Go to Hurlburt and fish gator lake,you need a boat.It is on the golf coarse.There are some monsters in there.watch out for all the snakes and of coarse the alligators.should have some good luck there


----------



## jesse1378 (Mar 29, 2010)

duck and indigo are good. only caught 2 outt of indigo my buddy sent me a pick of a 5lber he caught yesterday out there. duck is really clear and have yet to catch anything out there. weekly pond is also a nice pond. its catch and release only but its on eglin main so its a quick stop on the way home after work. i'm out there all the time. you can fish the memorials. they are the one by the bx on eglin. they have ramps, upper's ramp is a bit messed up b/c some jack a$$ dug all kinds of ruts into it. i fish for bass on base all the time. if you wanna go sometime shoot me a PM.


----------



## jstblsd (Jul 6, 2010)

Duck Pond is a challenge for bass but the bluegills are monsters! They are redoing Anderson Pond so it will be ready again in about 6 months. I just found that out last week.


----------



## MissStateFan (Apr 13, 2011)

*Fished Duck and JR Walton*

We did really well with bluegill at duck but nothing at JR Walton. I enjoyed Duck. I'm not used to lakes with clear water. However, it makes for a difficult day. Its is hard to see all these big bass but not be able to catch them. Thanks for the advice though.

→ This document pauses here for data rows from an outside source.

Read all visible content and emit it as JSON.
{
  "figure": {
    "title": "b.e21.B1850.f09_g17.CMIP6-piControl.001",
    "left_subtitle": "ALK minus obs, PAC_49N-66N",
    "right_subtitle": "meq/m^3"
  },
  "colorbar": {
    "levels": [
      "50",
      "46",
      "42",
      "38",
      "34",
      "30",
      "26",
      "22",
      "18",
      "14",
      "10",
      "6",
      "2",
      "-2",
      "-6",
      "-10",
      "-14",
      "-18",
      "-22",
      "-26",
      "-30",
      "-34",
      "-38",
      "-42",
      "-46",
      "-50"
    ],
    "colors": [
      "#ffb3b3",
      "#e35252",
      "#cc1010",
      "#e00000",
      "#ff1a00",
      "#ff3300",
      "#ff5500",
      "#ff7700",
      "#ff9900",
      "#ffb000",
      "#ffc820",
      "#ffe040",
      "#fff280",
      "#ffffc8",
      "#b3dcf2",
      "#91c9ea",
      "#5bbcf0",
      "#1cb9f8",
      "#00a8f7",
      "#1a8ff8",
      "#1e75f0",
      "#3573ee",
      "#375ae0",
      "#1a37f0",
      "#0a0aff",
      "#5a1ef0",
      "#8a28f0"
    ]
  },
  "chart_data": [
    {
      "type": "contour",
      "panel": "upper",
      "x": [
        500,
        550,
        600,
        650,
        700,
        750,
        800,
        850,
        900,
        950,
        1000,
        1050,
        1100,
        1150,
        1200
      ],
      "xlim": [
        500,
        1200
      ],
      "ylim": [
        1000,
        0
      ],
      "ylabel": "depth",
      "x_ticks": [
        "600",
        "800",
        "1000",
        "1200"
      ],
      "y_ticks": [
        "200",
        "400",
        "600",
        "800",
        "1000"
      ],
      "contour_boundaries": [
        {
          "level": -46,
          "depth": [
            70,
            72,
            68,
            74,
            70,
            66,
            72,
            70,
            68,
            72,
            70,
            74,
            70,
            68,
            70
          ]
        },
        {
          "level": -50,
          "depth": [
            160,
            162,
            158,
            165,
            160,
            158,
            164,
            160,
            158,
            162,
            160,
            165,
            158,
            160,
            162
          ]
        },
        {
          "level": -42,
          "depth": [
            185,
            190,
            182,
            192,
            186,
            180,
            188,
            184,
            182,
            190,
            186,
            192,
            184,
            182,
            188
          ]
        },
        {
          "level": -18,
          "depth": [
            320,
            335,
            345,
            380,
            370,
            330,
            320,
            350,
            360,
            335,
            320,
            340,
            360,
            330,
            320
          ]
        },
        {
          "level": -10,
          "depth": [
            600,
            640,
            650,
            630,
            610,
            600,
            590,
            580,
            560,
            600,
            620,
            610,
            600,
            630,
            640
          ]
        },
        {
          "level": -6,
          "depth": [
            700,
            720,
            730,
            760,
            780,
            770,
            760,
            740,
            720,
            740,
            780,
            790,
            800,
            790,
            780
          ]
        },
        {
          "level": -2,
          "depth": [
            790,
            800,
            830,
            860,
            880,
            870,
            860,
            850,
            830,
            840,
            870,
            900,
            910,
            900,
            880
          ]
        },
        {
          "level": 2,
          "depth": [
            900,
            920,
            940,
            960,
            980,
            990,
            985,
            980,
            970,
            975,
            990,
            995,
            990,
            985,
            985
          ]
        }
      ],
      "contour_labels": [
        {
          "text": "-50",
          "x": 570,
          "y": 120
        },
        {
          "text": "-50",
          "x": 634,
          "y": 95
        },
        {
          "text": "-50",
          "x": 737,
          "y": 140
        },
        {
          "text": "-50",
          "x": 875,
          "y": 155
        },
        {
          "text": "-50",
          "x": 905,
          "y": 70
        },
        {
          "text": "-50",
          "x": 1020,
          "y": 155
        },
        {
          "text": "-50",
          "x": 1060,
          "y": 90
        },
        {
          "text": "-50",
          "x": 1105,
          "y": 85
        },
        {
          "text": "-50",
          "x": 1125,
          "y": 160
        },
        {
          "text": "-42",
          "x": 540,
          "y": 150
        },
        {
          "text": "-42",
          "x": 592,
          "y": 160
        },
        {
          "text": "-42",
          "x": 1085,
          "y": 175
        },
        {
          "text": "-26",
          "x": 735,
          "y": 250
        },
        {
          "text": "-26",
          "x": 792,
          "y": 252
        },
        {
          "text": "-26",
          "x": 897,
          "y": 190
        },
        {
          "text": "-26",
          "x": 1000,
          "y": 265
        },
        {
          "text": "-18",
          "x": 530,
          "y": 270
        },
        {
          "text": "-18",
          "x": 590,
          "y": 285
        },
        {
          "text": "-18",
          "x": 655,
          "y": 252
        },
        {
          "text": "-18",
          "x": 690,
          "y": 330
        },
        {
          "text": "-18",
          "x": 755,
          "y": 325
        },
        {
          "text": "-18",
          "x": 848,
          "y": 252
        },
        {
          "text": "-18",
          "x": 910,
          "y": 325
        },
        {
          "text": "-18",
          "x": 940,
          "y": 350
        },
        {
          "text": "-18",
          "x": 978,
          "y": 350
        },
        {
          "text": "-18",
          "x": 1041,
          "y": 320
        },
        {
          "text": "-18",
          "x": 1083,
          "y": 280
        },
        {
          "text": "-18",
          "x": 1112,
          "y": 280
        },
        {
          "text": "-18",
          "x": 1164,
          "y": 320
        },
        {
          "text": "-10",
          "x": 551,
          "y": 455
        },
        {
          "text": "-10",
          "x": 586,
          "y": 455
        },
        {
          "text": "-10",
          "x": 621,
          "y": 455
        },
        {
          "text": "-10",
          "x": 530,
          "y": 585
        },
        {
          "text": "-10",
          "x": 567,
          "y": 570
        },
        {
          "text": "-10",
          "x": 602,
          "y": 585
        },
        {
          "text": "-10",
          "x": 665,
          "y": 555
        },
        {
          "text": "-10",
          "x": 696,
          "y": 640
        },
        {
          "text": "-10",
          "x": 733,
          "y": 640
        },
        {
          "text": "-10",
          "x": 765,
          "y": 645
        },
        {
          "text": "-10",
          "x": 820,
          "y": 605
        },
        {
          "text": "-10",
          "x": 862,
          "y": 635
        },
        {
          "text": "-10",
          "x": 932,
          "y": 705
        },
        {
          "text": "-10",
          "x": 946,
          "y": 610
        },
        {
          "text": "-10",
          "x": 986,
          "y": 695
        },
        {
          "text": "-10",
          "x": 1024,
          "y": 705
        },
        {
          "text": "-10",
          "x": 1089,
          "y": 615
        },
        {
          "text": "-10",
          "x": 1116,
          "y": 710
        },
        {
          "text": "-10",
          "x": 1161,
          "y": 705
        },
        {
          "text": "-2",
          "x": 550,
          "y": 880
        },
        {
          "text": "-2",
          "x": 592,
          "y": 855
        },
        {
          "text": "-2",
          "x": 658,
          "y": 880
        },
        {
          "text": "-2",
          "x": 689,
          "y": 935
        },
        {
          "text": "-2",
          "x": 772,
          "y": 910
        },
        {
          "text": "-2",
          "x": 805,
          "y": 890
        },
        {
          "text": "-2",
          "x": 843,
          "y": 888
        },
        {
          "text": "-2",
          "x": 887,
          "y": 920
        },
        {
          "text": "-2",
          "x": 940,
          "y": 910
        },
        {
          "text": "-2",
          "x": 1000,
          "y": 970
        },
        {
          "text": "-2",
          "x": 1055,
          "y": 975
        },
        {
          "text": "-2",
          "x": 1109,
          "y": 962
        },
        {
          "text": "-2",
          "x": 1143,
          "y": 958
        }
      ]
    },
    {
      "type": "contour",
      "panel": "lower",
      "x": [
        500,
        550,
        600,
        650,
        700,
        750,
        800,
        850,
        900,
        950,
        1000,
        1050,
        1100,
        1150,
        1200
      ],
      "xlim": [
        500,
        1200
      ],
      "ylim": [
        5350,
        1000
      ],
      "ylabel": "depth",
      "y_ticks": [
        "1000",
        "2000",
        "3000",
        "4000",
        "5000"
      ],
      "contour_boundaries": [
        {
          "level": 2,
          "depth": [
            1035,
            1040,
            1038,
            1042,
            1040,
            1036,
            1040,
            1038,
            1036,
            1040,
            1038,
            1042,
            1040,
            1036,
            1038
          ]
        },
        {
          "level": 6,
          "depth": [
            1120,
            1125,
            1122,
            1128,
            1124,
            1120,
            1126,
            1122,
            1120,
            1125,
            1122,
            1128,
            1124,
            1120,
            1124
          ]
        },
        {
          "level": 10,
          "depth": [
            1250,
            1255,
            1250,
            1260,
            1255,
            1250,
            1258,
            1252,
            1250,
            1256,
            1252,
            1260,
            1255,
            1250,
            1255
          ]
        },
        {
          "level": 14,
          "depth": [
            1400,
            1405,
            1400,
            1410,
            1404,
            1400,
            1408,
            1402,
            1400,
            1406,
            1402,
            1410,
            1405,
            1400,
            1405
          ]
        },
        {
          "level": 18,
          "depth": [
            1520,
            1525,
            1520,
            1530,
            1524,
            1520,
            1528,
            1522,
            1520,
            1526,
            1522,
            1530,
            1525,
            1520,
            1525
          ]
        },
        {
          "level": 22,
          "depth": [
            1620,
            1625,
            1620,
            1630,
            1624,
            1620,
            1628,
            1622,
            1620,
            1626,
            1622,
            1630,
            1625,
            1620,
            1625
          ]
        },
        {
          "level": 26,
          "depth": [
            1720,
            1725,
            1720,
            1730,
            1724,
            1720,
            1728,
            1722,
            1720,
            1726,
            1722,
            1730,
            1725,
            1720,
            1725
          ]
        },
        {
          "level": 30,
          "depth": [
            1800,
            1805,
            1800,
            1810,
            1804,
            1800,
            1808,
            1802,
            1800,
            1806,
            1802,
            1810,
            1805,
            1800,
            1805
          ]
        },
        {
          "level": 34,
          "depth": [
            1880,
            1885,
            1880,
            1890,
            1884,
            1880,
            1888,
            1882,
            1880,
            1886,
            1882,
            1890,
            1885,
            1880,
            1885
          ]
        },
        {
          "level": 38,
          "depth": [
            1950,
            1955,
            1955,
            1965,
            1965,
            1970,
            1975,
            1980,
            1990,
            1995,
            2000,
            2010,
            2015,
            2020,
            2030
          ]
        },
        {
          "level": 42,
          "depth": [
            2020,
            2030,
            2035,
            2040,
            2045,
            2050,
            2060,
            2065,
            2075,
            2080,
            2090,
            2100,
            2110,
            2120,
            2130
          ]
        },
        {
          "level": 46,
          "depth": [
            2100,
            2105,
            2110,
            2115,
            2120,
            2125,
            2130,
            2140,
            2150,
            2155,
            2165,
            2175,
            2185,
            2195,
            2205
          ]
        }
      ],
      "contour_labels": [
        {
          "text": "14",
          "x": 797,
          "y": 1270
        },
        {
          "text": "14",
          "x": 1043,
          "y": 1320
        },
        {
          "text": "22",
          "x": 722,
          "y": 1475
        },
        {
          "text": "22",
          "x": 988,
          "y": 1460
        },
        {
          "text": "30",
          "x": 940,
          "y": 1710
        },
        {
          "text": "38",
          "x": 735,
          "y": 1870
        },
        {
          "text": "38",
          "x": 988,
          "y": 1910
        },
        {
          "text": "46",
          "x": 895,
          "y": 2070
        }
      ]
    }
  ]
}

I think next i'll check out the Timberlake.


----------



## prgault (May 25, 2008)

some of the creeks can be fun to fish as well. Titi Ceek north of Indigo Pond for instance and another is north of Junior walton Pond on 211. Or any bridge. We use beetle spins mostly.

P_


----------



## Pinksnappertrapper (Dec 7, 2007)

Use a lizard this time of year, no weight.


----------



## jstblsd (Jul 6, 2010)

Is there a boat launch for Indigo Pond?


----------



## fwbdave (Nov 29, 2009)

Yes it does. Pay close attention to your size limits. They will ticket you. They waited until I was leaving and pulled me over and checked. I didnt keep any though, so it didnt matter.


----------



## jstblsd (Jul 6, 2010)

Wow! That's crazy thanks. I don't keep anything out of limits so I should be good. Thanks for the heads up.


----------